Oakland-based PG&E responded that it’s allowed to lobby the PUC on an array of issues and that it issued a public filing to disclose the “ex-parte” discussion with PUC staff.

“This is all part of a public process as part of the general rate case,” PG&E spokesperson Mike Gazda said. “There is nothing secret about this.”

One option the PUC is considering would increase bills for the average residential customer who receives combined electric and gas services from PG&E by $31.13 a month. Electric bills would jump by $22.37 a month while natural gas bills would increase by $8.76 a month.

An alternate proposal would increase average residential monthly bills by $25.25 a month. Electric bills would jump by $18.59 a month while natural gas bills would increase by $6.66 a month.

The first option would cause monthly bills to soar by 12.5%. The alternative option would cause bills to hop higher by 9.9%.

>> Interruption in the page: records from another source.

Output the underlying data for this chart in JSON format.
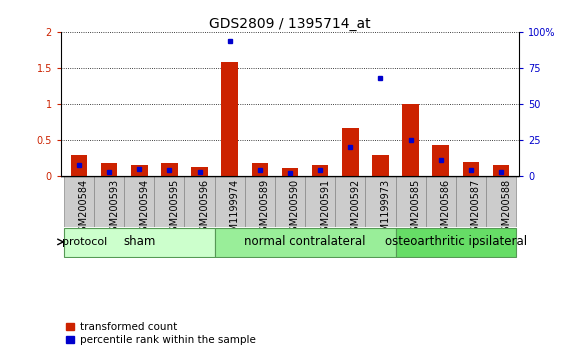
{
  "title": "GDS2809 / 1395714_at",
  "samples": [
    "GSM200584",
    "GSM200593",
    "GSM200594",
    "GSM200595",
    "GSM200596",
    "GSM1199974",
    "GSM200589",
    "GSM200590",
    "GSM200591",
    "GSM200592",
    "GSM1199973",
    "GSM200585",
    "GSM200586",
    "GSM200587",
    "GSM200588"
  ],
  "red_values": [
    0.3,
    0.18,
    0.15,
    0.18,
    0.13,
    1.58,
    0.18,
    0.12,
    0.16,
    0.67,
    0.3,
    1.0,
    0.43,
    0.19,
    0.16
  ],
  "blue_percentiles": [
    8,
    3,
    5,
    4,
    3,
    94,
    4,
    2,
    4,
    20,
    68,
    25,
    11,
    4,
    3
  ],
  "groups": [
    {
      "label": "sham",
      "start": 0,
      "end": 5,
      "color": "#ccffcc"
    },
    {
      "label": "normal contralateral",
      "start": 5,
      "end": 11,
      "color": "#99ee99"
    },
    {
      "label": "osteoarthritic ipsilateral",
      "start": 11,
      "end": 15,
      "color": "#66dd66"
    }
  ],
  "ylim_left": [
    0,
    2
  ],
  "ylim_right": [
    0,
    100
  ],
  "yticks_left": [
    0,
    0.5,
    1.0,
    1.5,
    2.0
  ],
  "ytick_labels_left": [
    "0",
    "0.5",
    "1",
    "1.5",
    "2"
  ],
  "yticks_right": [
    0,
    25,
    50,
    75,
    100
  ],
  "ytick_labels_right": [
    "0",
    "25",
    "50",
    "75",
    "100%"
  ],
  "bar_color_red": "#cc2200",
  "bar_color_blue": "#0000cc",
  "bar_width": 0.55,
  "plot_bg": "#ffffff",
  "tick_label_bg": "#cccccc",
  "legend_red": "transformed count",
  "legend_blue": "percentile rank within the sample",
  "protocol_label": "protocol",
  "title_fontsize": 10,
  "tick_fontsize": 7,
  "group_label_fontsize": 8.5
}
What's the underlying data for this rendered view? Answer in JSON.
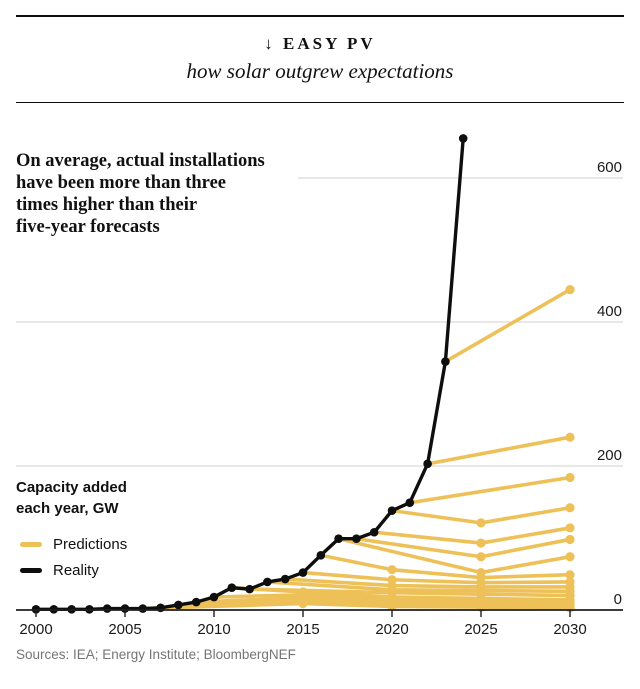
{
  "header": {
    "kicker": "↓ EASY PV",
    "subtitle": "how solar outgrew expectations"
  },
  "annotation": "On average, actual installations\nhave been more than three\ntimes higher than their\nfive-year forecasts",
  "axis_unit": "Capacity added\neach year, GW",
  "legend": {
    "predictions": {
      "label": "Predictions",
      "color": "#edc158"
    },
    "reality": {
      "label": "Reality",
      "color": "#0e0e0e"
    }
  },
  "footer": {
    "sources": "Sources: IEA; Energy Institute; BloombergNEF"
  },
  "chart_data": {
    "type": "line",
    "title": "EASY PV",
    "subtitle": "how solar outgrew expectations",
    "ylabel": "Capacity added each year, GW",
    "xlabel": "",
    "x_ticks": [
      2000,
      2005,
      2010,
      2015,
      2020,
      2025,
      2030
    ],
    "y_ticks": [
      0,
      200,
      400,
      600
    ],
    "xlim": [
      2000,
      2032
    ],
    "ylim": [
      0,
      680
    ],
    "grid": "horizontal",
    "legend_position": "left-middle",
    "colors": {
      "reality": "#0e0e0e",
      "predictions": "#edc158",
      "gridline": "#dadada",
      "axis": "#1f1f1f",
      "tick_text": "#1a1a1a"
    },
    "reality": {
      "name": "Reality",
      "points": [
        [
          2000,
          1
        ],
        [
          2001,
          1
        ],
        [
          2002,
          1
        ],
        [
          2003,
          1
        ],
        [
          2004,
          2
        ],
        [
          2005,
          2
        ],
        [
          2006,
          2
        ],
        [
          2007,
          3
        ],
        [
          2008,
          7
        ],
        [
          2009,
          11
        ],
        [
          2010,
          18
        ],
        [
          2011,
          31
        ],
        [
          2012,
          29
        ],
        [
          2013,
          39
        ],
        [
          2014,
          43
        ],
        [
          2015,
          52
        ],
        [
          2016,
          76
        ],
        [
          2017,
          99
        ],
        [
          2018,
          99
        ],
        [
          2019,
          108
        ],
        [
          2020,
          138
        ],
        [
          2021,
          149
        ],
        [
          2022,
          203
        ],
        [
          2023,
          345
        ],
        [
          2024,
          655
        ]
      ]
    },
    "predictions": {
      "name": "Predictions",
      "lines": [
        [
          [
            2023,
            345
          ],
          [
            2030,
            445
          ]
        ],
        [
          [
            2022,
            203
          ],
          [
            2030,
            240
          ]
        ],
        [
          [
            2021,
            149
          ],
          [
            2030,
            184
          ]
        ],
        [
          [
            2020,
            138
          ],
          [
            2025,
            121
          ],
          [
            2030,
            142
          ]
        ],
        [
          [
            2019,
            108
          ],
          [
            2025,
            93
          ],
          [
            2030,
            114
          ]
        ],
        [
          [
            2018,
            99
          ],
          [
            2025,
            74
          ],
          [
            2030,
            98
          ]
        ],
        [
          [
            2017,
            99
          ],
          [
            2025,
            52
          ],
          [
            2030,
            74
          ]
        ],
        [
          [
            2016,
            76
          ],
          [
            2020,
            56
          ],
          [
            2025,
            45
          ],
          [
            2030,
            49
          ]
        ],
        [
          [
            2015,
            52
          ],
          [
            2020,
            42
          ],
          [
            2025,
            38
          ],
          [
            2030,
            39
          ]
        ],
        [
          [
            2014,
            43
          ],
          [
            2020,
            34
          ],
          [
            2025,
            32
          ],
          [
            2030,
            32
          ]
        ],
        [
          [
            2013,
            39
          ],
          [
            2020,
            28
          ],
          [
            2025,
            27
          ],
          [
            2030,
            26
          ]
        ],
        [
          [
            2012,
            29
          ],
          [
            2020,
            24
          ],
          [
            2025,
            22
          ],
          [
            2030,
            20
          ]
        ],
        [
          [
            2011,
            31
          ],
          [
            2015,
            25
          ],
          [
            2020,
            18
          ],
          [
            2025,
            16
          ],
          [
            2030,
            14
          ]
        ],
        [
          [
            2010,
            18
          ],
          [
            2015,
            21
          ],
          [
            2020,
            14
          ],
          [
            2025,
            12
          ],
          [
            2030,
            11
          ]
        ],
        [
          [
            2009,
            11
          ],
          [
            2015,
            17
          ],
          [
            2020,
            10
          ],
          [
            2025,
            8
          ],
          [
            2030,
            8
          ]
        ],
        [
          [
            2008,
            7
          ],
          [
            2015,
            13
          ],
          [
            2020,
            7
          ],
          [
            2025,
            6
          ],
          [
            2030,
            5
          ]
        ],
        [
          [
            2006,
            2
          ],
          [
            2015,
            9
          ],
          [
            2020,
            5
          ],
          [
            2025,
            4
          ],
          [
            2030,
            3
          ]
        ]
      ]
    }
  }
}
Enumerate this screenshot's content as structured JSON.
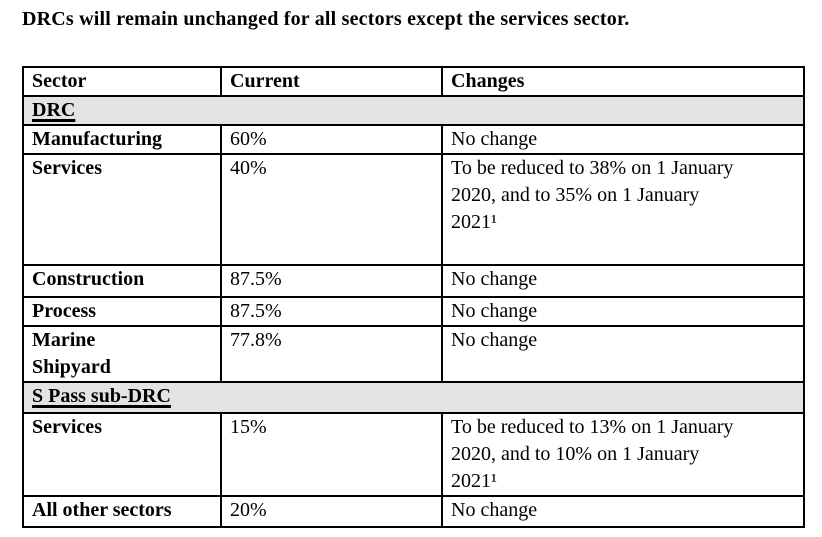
{
  "page": {
    "title": "DRCs will remain unchanged for all sectors except the services sector."
  },
  "colors": {
    "page_bg": "#ffffff",
    "text": "#000000",
    "border": "#000000",
    "section_row_bg": "#e3e3e3"
  },
  "table": {
    "columns": [
      "Sector",
      "Current",
      "Changes"
    ],
    "rows": [
      {
        "type": "section",
        "label": "DRC"
      },
      {
        "type": "data",
        "sector": "Manufacturing",
        "current": "60%",
        "changes": "No change"
      },
      {
        "type": "data",
        "sector": "Services",
        "current": "40%",
        "changes": "To be reduced to 38% on 1 January\n2020, and to 35% on 1 January\n2021¹"
      },
      {
        "type": "data",
        "sector": "Construction",
        "current": "87.5%",
        "changes": "No change"
      },
      {
        "type": "data",
        "sector": "Process",
        "current": "87.5%",
        "changes": "No change"
      },
      {
        "type": "data",
        "sector": "Marine\nShipyard",
        "current": "77.8%",
        "changes": "No change"
      },
      {
        "type": "section",
        "label": "S Pass sub-DRC"
      },
      {
        "type": "data",
        "sector": "Services",
        "current": "15%",
        "changes": "To be reduced to 13% on 1 January\n2020, and to 10% on 1 January\n2021¹"
      },
      {
        "type": "data",
        "sector": "All other sectors",
        "current": "20%",
        "changes": "No change"
      }
    ]
  }
}
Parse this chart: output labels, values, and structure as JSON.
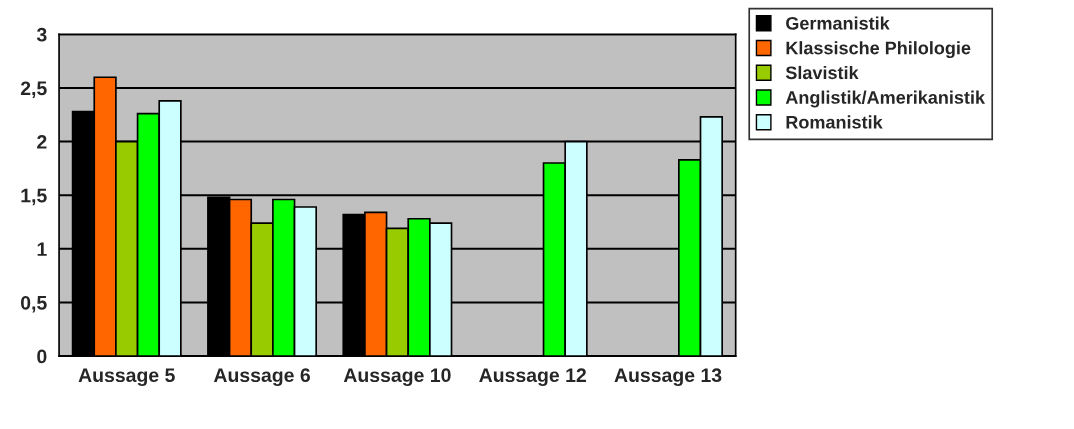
{
  "chart_data": {
    "type": "bar",
    "categories": [
      "Aussage 5",
      "Aussage 6",
      "Aussage 10",
      "Aussage 12",
      "Aussage 13"
    ],
    "series": [
      {
        "name": "Germanistik",
        "color": "#000000",
        "values": [
          2.28,
          1.48,
          1.32,
          null,
          null
        ]
      },
      {
        "name": "Klassische Philologie",
        "color": "#ff6600",
        "values": [
          2.6,
          1.46,
          1.34,
          null,
          null
        ]
      },
      {
        "name": "Slavistik",
        "color": "#99cc00",
        "values": [
          2.0,
          1.24,
          1.19,
          null,
          null
        ]
      },
      {
        "name": "Anglistik/Amerikanistik",
        "color": "#00ff00",
        "values": [
          2.26,
          1.46,
          1.28,
          1.8,
          1.83
        ]
      },
      {
        "name": "Romanistik",
        "color": "#ccffff",
        "values": [
          2.38,
          1.39,
          1.24,
          2.0,
          2.23
        ]
      }
    ],
    "ylim": [
      0,
      3
    ],
    "yticks": [
      0,
      {
        "value": 0.5,
        "label": "0,5"
      },
      1,
      {
        "value": 1.5,
        "label": "1,5"
      },
      2,
      {
        "value": 2.5,
        "label": "2,5"
      },
      3
    ],
    "grid": "y",
    "legend": "right"
  }
}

PG&E noted that other parties to the proceeding also filed papers with the PUC ahead of their meetings to provide their respective views on the matter.

These other parties include TURN and community choice aggregators, which were formed by local government jurisdictions such as San Jose and other cities to purchase, generate and distribute electricity to customers.

“We continue to advocate for sufficient funding to meet the safety and reliability needs of our customers,” Gazda said.

This general rate proceeding, as the process is formally known, also is poised to determine the strategies that PG&E should take to harden its electricity system to reduce the odds of catastrophic wildfires in California. The utility’s equipment has been blamed for several wildfires in recent years, including the deadly Camp Fire in 2018.

PG&E’s approach to combat wildfires is slated to include a combination of covering and insulating overhead power lines as well as the burial of many miles of power lines. The approaches are designed to reduce the likelihood that PG&E equipment will come into contact with nearby trees and other vegetation and spark a wildfire.

Burying power lines is typically considered far more costly and time-consuming than insulating and covering overhead lines, according to TURN.

The decision looms as PG&E customers are already paying monthly bills that have soared far faster than the current inflation rate in this region.

In October, the Public Advocates Office at the state PUC released a report detailing the rise in electricity bills for the three major investor-owned utilities in California, including PG&E.

Over a roughly three-year period, PG&E bills for the average residential customer have hopped 38% higher, or an average of 12.7% a year, the PUC public advocates reported.

Yet over that same approximately three-year stretch, the Bay Area inflation rate, as measured by the consumer price index, rose 11.7%, according to this news organization’s review of reports from the U.S. Bureau of Labor Statistics. That works out to an average yearly increase of 3.9% in the Bay Area inflation rate.

Put another way, PG&E electricity bills are rising three times as fast as the overall inflation rate in the Bay Area.

These trends have alarmed consumer groups, politicians, labor unions and advocacy organizations, which have teamed up to try to combat the huge increases in PG&E monthly bills and demand more accountability from the utility titan.

FAIR California, as the coalition is called, banded together in October ahead of the PUC’s decision.

“We have to create a sufficiently substantial counterweight to the massive political power of PG&E, its investors and its political allies,” Sam Liccardo, San Jose’s former mayor and one of the principal leaders of FAIR California, said in an interview last month with this news organization.

Mark Toney, executive director of TURN, said in an interview Monday that the PUC shouldn’t allow PG&E to force customers to endure higher bills as a way to bolster its credit rating on Wall Street.

“PG&E has to focus on basics, to reduce its wildfire risks as quickly as possible by hardening the lines,” Toney said. “Credit ratings are all about managing risk. PG&E needs to harden the wires rather than use its customers to put more money in the pocket of Wall Street investors and the company’s shareholders.”